Usage is a general term describing the boot's intended field of use. From low-cut trail running shoes to high-cut mountaineering shoes, boots come in progressively more rugged forms. While you won't need mountaineering shoes on FOP, you will need something good on rough trail or off-trail hiking and something that supports your ankles. Check your boots by tying them tight and then trying to roll your ankle. You shouldn't be able to achieve much lateral motion; your ankle should only significantly move forwards and a little backwards
Boots come in three sizes: low-cut, mid-cut, and high-cut. Low-cut boots are for lighter loads on maintained trails, and may be good for a day-hike with a light backpack. Mid-cut boots wrap around your ankle, but do not give full support. While good for trails and smooth off-trail terrain, they don't provide the support necessary for steep trails or heavy loads. High-cut boots support the ankle and lower leg to prevent ankle twisting and provide edging power. For FOP, you will need boots that support your foot, so low-cut boots and some mid-cut boots will not be sufficient.
The "upper" is the part of the boot above the sole. Most boot uppers are made of full leather or a combination of synthetic materials and leather. Full-grain leather uppers will in general last the longest out of the leather category. Synthetic fabrics are usually more lightweight and shorten the break-in time, often at a lower cost.
Make sure the boots you use for FOP have deep "lugs" (which describe how rugged a boot's sole is). When looking at your boot's sole, you should see deep channels made out of more rugged rubber. The deeper the channels, the better traction you'll have. You should also look for thicker, stiffer soles, which will help you carry the weight in your pack.
Most boots made of full-grain leather are waterproof to begin with. Good care of the boots and occasional re-treatment will maintain their waterproofness. Many synthetic blend boots will have a Gore-tex or other waterproof lining. Make sure your boots are waterproof. For good measure, apply a coating of external waterproofing such as Nikwax or Sno-Seal to any pair of new boots.
Buying your first pair of boots can be confusing. Remember these tips to make it a successful and pleasant experience. Fitting boots is very important. With the proper fit, you will have a much more enjoyable trip.
- Go to an outdoor store and ask for the most experienced boot-fitter. Although these stores may be more expensive, you can always search for a cheaper price (especially online) once you've found a pair that is heaven on your feet.

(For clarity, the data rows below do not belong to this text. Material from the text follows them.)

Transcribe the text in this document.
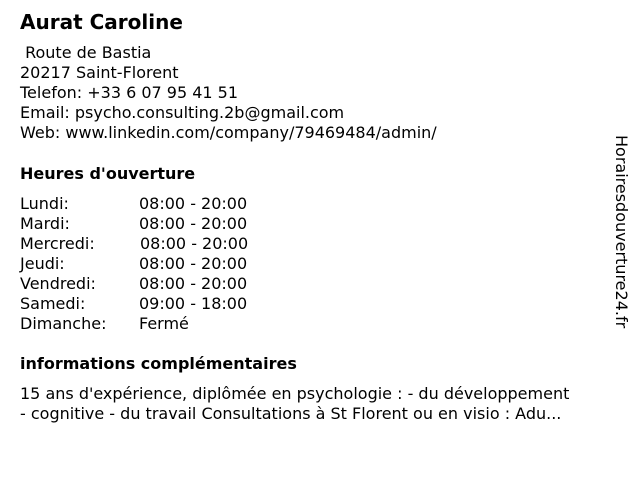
Aurat Caroline
Route de Bastia
20217 Saint-Florent
Telefon: +33 6 07 95 41 51
Email: psycho.consulting.2b@gmail.com
Web: www.linkedin.com/company/79469484/admin/
Heures d'ouverture
Lundi:	08:00 - 20:00
Mardi:	08:00 - 20:00
Mercredi:	08:00 - 20:00
Jeudi:	08:00 - 20:00
Vendredi:	08:00 - 20:00
Samedi:	09:00 - 18:00
Dimanche: Fermé
informations complémentaires
15 ans d'expérience, diplômée en psychologie : - du développement
- cognitive - du travail Consultations à St Florent ou en visio : Adu...
Horairesdouverture24.fr
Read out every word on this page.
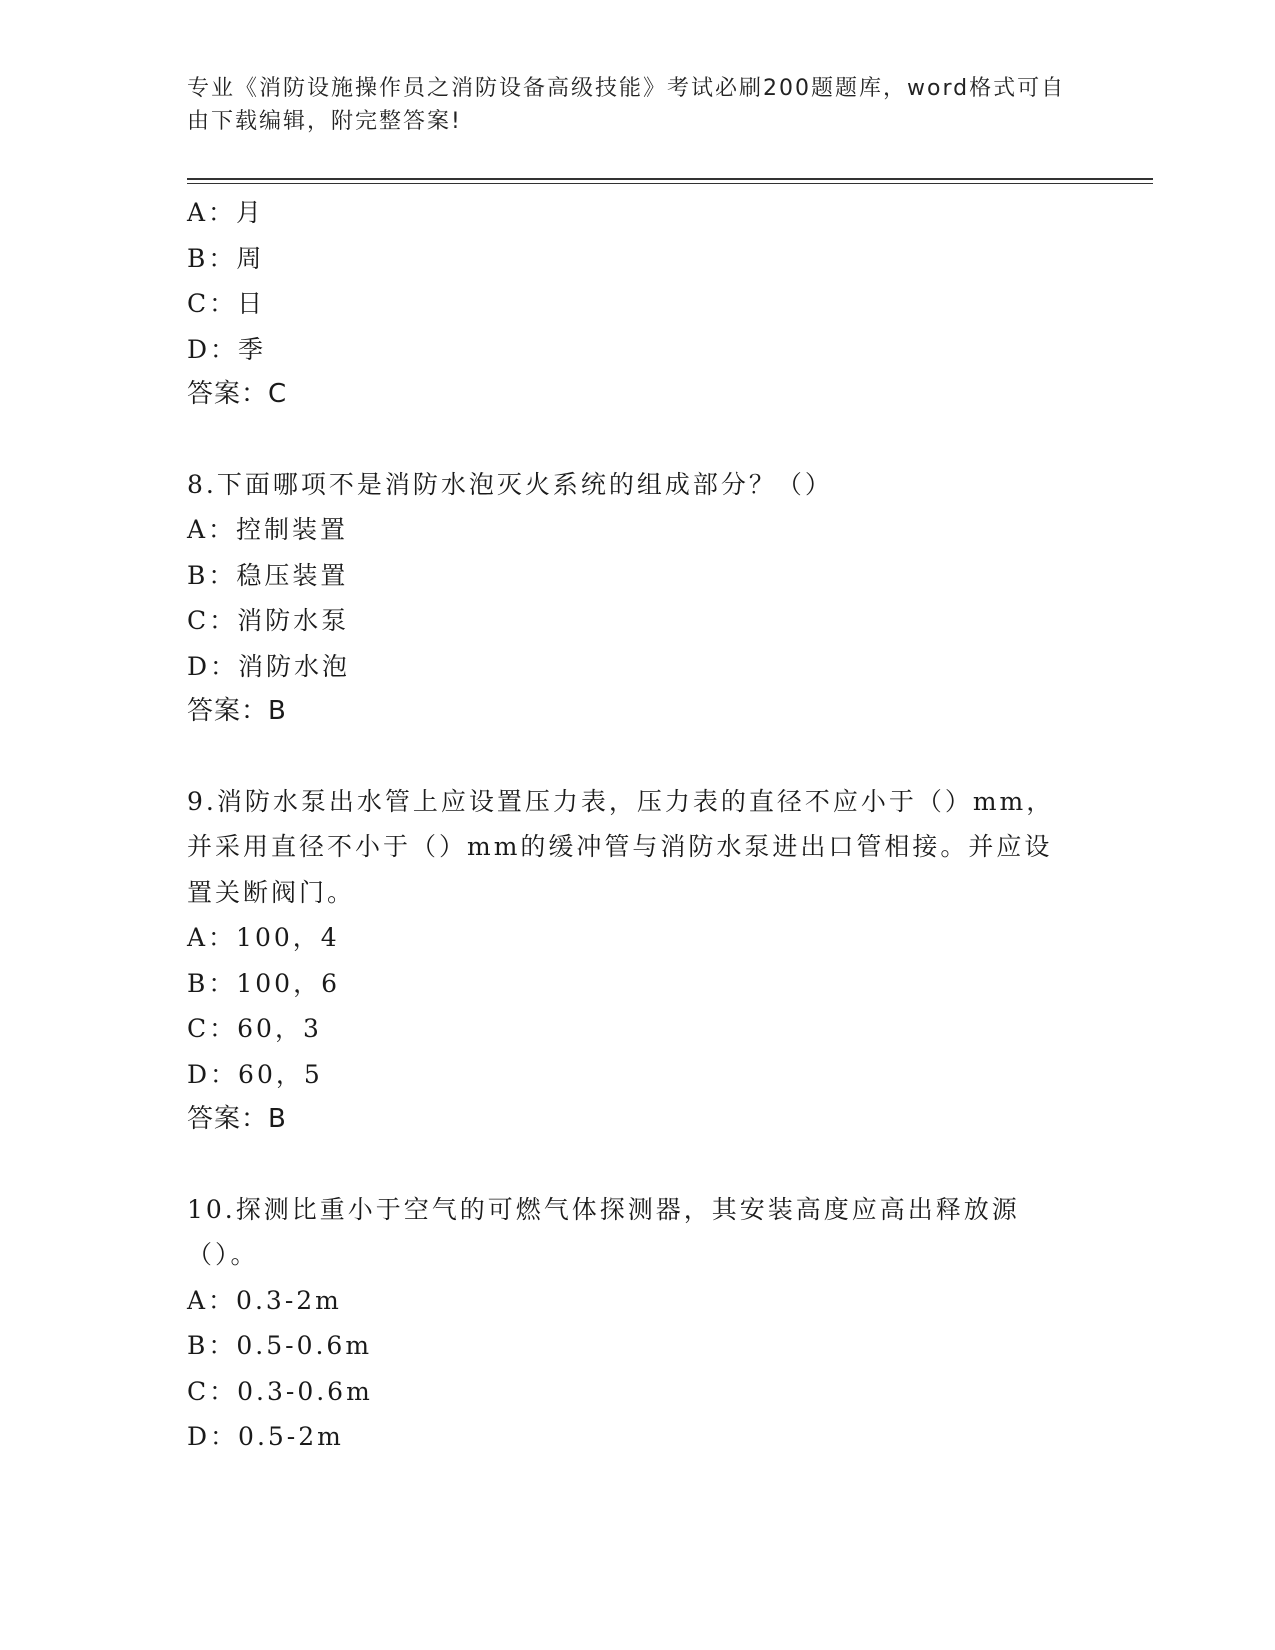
专业《消防设施操作员之消防设备高级技能》考试必刷200题题库，word格式可自由下载编辑，附完整答案!
A：月
B：周
C：日
D：季
答案：C
8.下面哪项不是消防水泡灭火系统的组成部分？（）
A：控制装置
B：稳压装置
C：消防水泵
D：消防水泡
答案：B
9.消防水泵出水管上应设置压力表，压力表的直径不应小于（）mm，并采用直径不小于（）mm的缓冲管与消防水泵进出口管相接。并应设置关断阀门。
A：100，4
B：100，6
C：60，3
D：60，5
答案：B
10.探测比重小于空气的可燃气体探测器，其安装高度应高出释放源（）。
A：0.3-2m
B：0.5-0.6m
C：0.3-0.6m
D：0.5-2m
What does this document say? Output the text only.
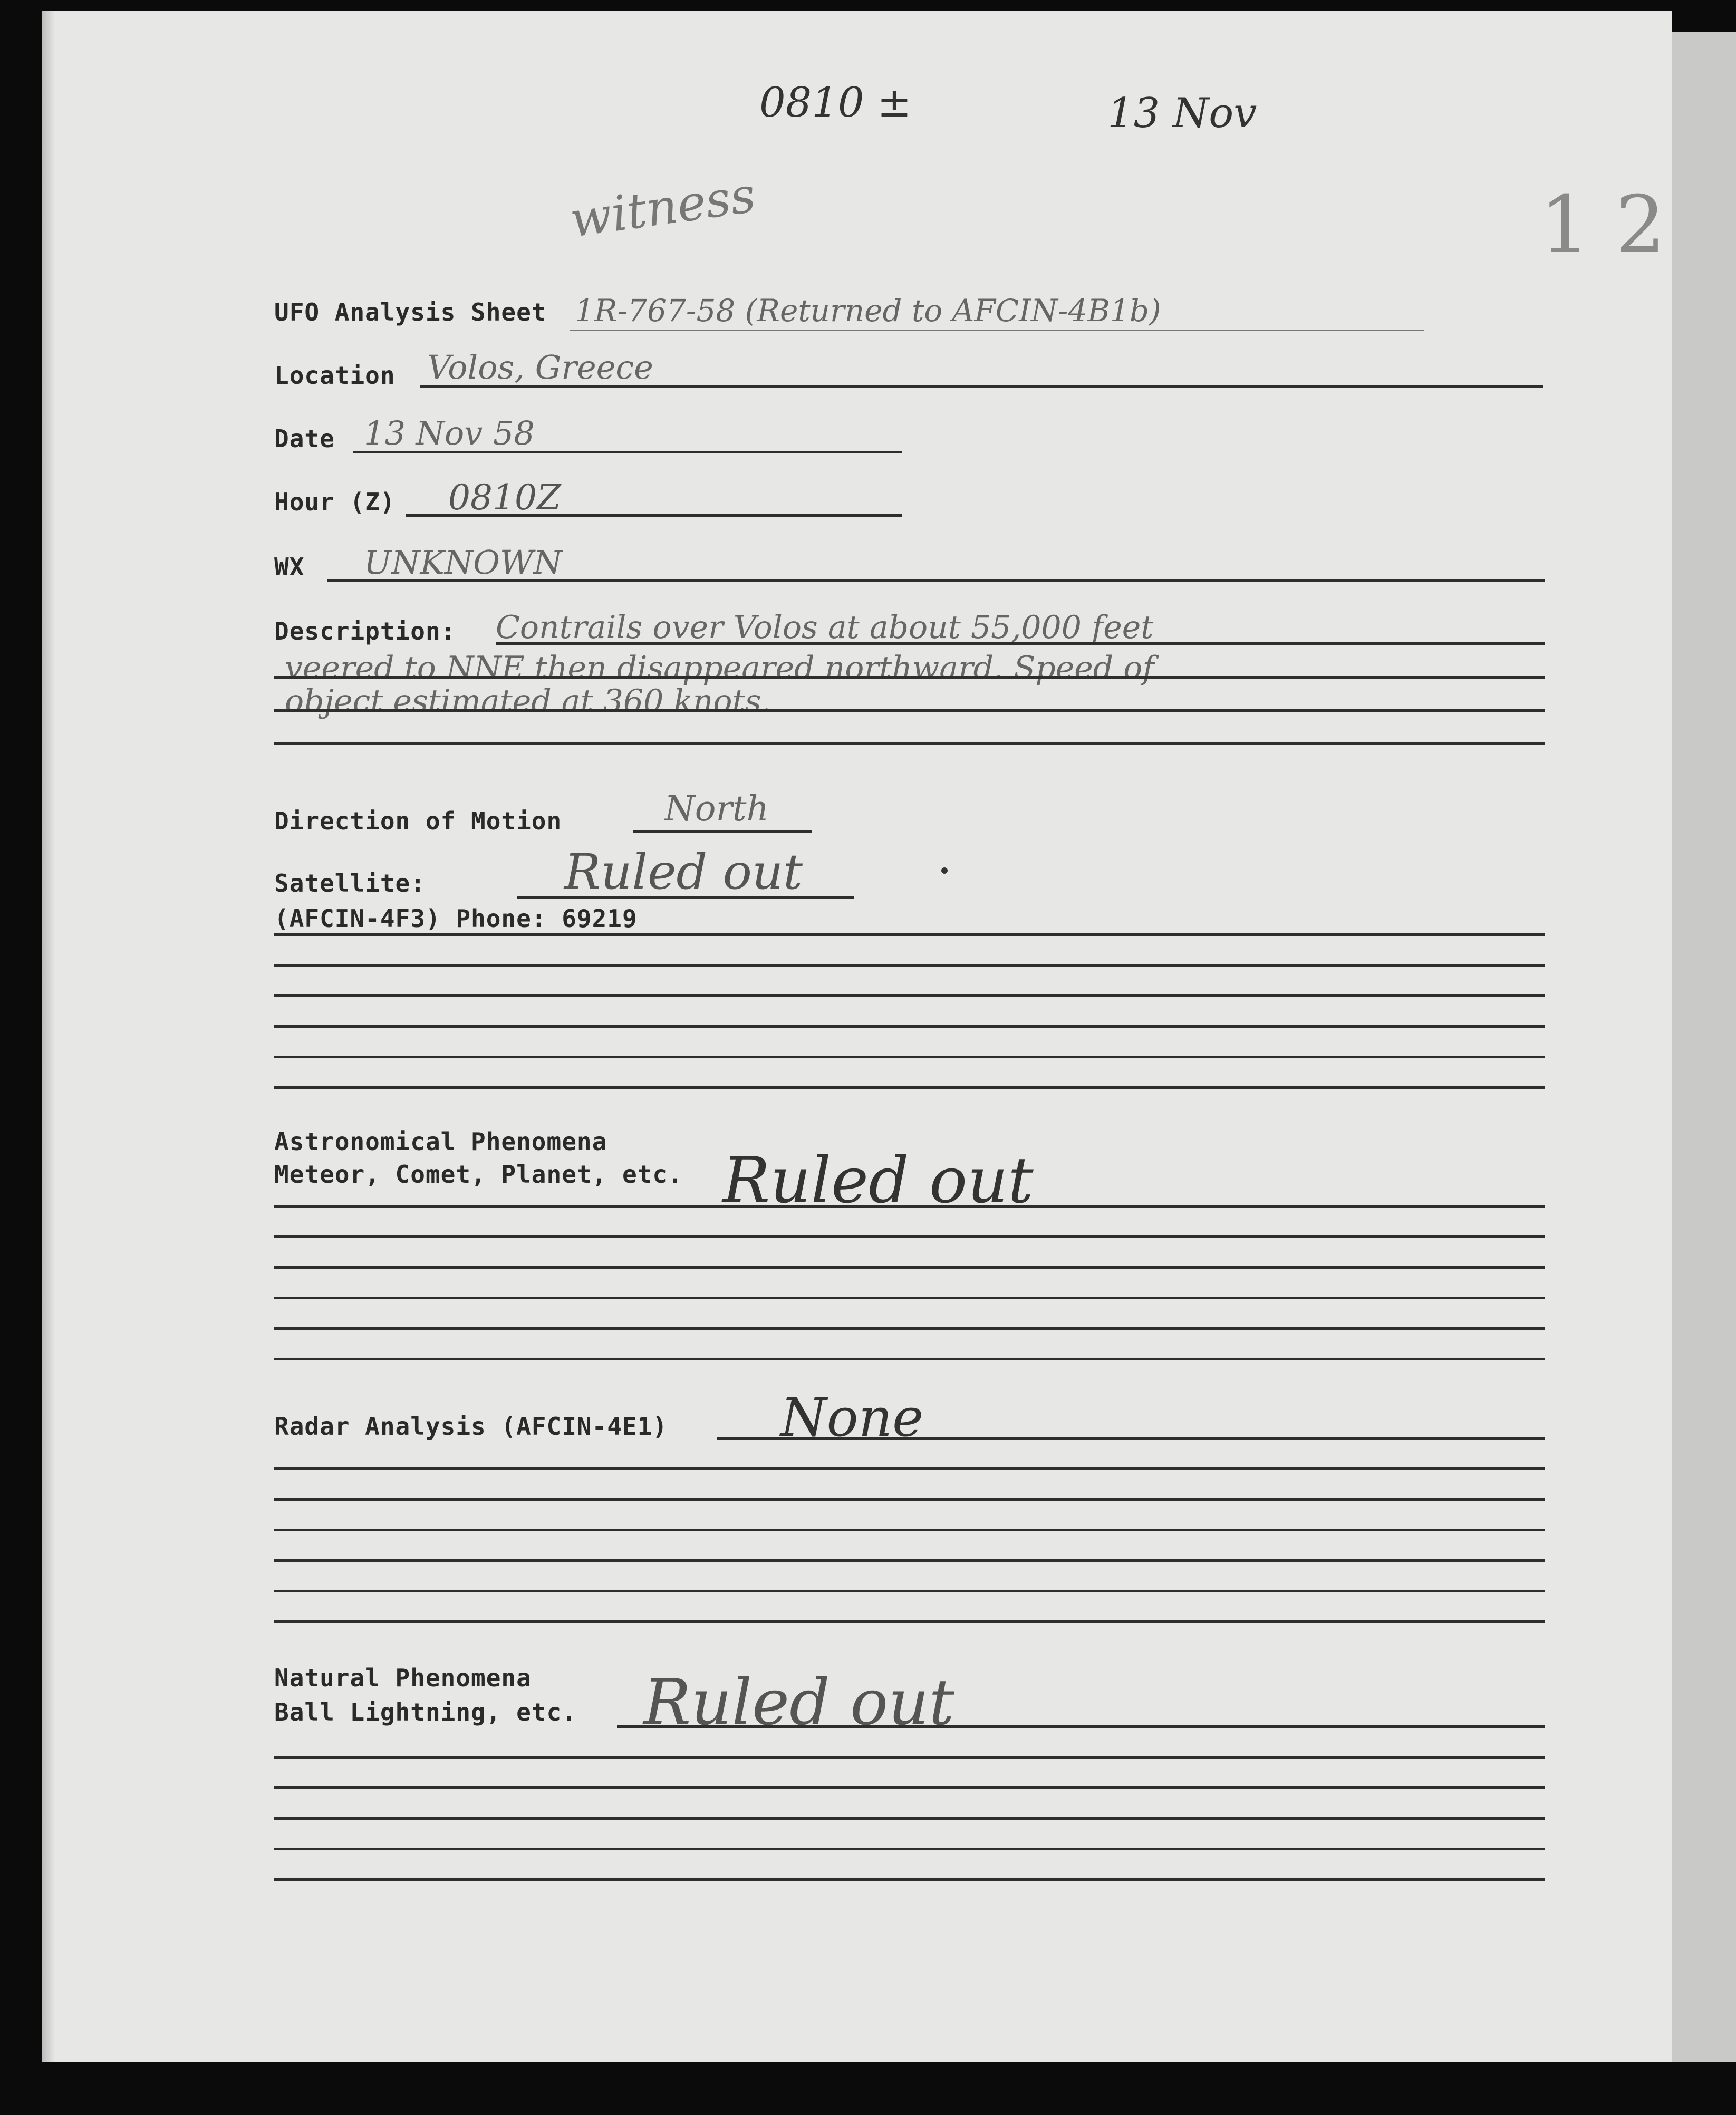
0810 ±	13 Nov
witness	1 2
UFO Analysis Sheet 1R-767-58 (Returned to AFCIN-4B1b)
Location Volos, Greece
Date 13 Nov 58
Hour (Z) 0810Z
WX UNKNOWN
Description: Contrails over Volos at about 55,000 feet
veered to NNE then disappeared northward. Speed of
object estimated at 360 knots.
Direction of Motion	North
Satellite:	Ruled out
(AFCIN-4F3) Phone: 69219
Astronomical Phenomena
Meteor, Comet, Planet, etc. Ruled out
Radar Analysis (AFCIN-4E1) None
Natural Phenomena
Ball Lightning, etc. Ruled out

- Measure your shoe size in the store. Don't take it for granted that your shoe size is the same. Most stores have a Brannock device with standardized size markings, but they are underused.
- Don't get hung up on sizes. One company's size 10 may be another company's size 9. Try on a range of sizes to ensure the best fit.
- Try on boots late in the day. By the end of the day, your feet swell to be bigger than first thing in the morning. Especially after a day of hiking, you will want boots that aren't too tight when your feet expand.
- Don't feel hurried. Hurrying to purchase boots is a common mistake. Try on as many different makes, models, and sizes of boots as you want.
- Bring a pair of socks and liner socks to the store. You will want to make sure your boots fit over a pair of heavy hiking socks and liners, just like you will be wearing on the trail.
- Stress comfort over all other qualities. The most important aspect of a boot is comfort. You will be walking on these boots all day with a heavy pack, so if they are uncomfortable in the store, they will be more so after a week of hiking.
- Cherish thy toes. Once you have the boots on and laced up, make sure you can't kick your toes into the front of the boot. Boots may gain width or volume after breaking-in, but they will never get longer. Knock the toe of your shoes against the floor behind you and if your toes hit, look for a larger size. Too-short boots will bruise your toes and hammer your toenails on long downhills.
- Spend time walking around the store. The uppers of the boots may need time to warm up and stiff fabrics may need to mold up to your foot. Pressure points may not be obvious immediately. If the store has an artificial incline set up, walk up and down a few times to get a feel for uphill and downhill travel.
Breaking In Boots
Take the time to break in your boots. There is no such thing as breaking boots in too much before your FOP trip, but boots that are not broken in may create bad blisters on the trail and can ruin a trip.
Start small by going on small day hikes or even just walking down the street or to the mailbox and back. As your boots become more comfortable, go on a few longer hikes. If you can go on a long day-hike without developing blisters or rubbing points on your foot, you are probably set.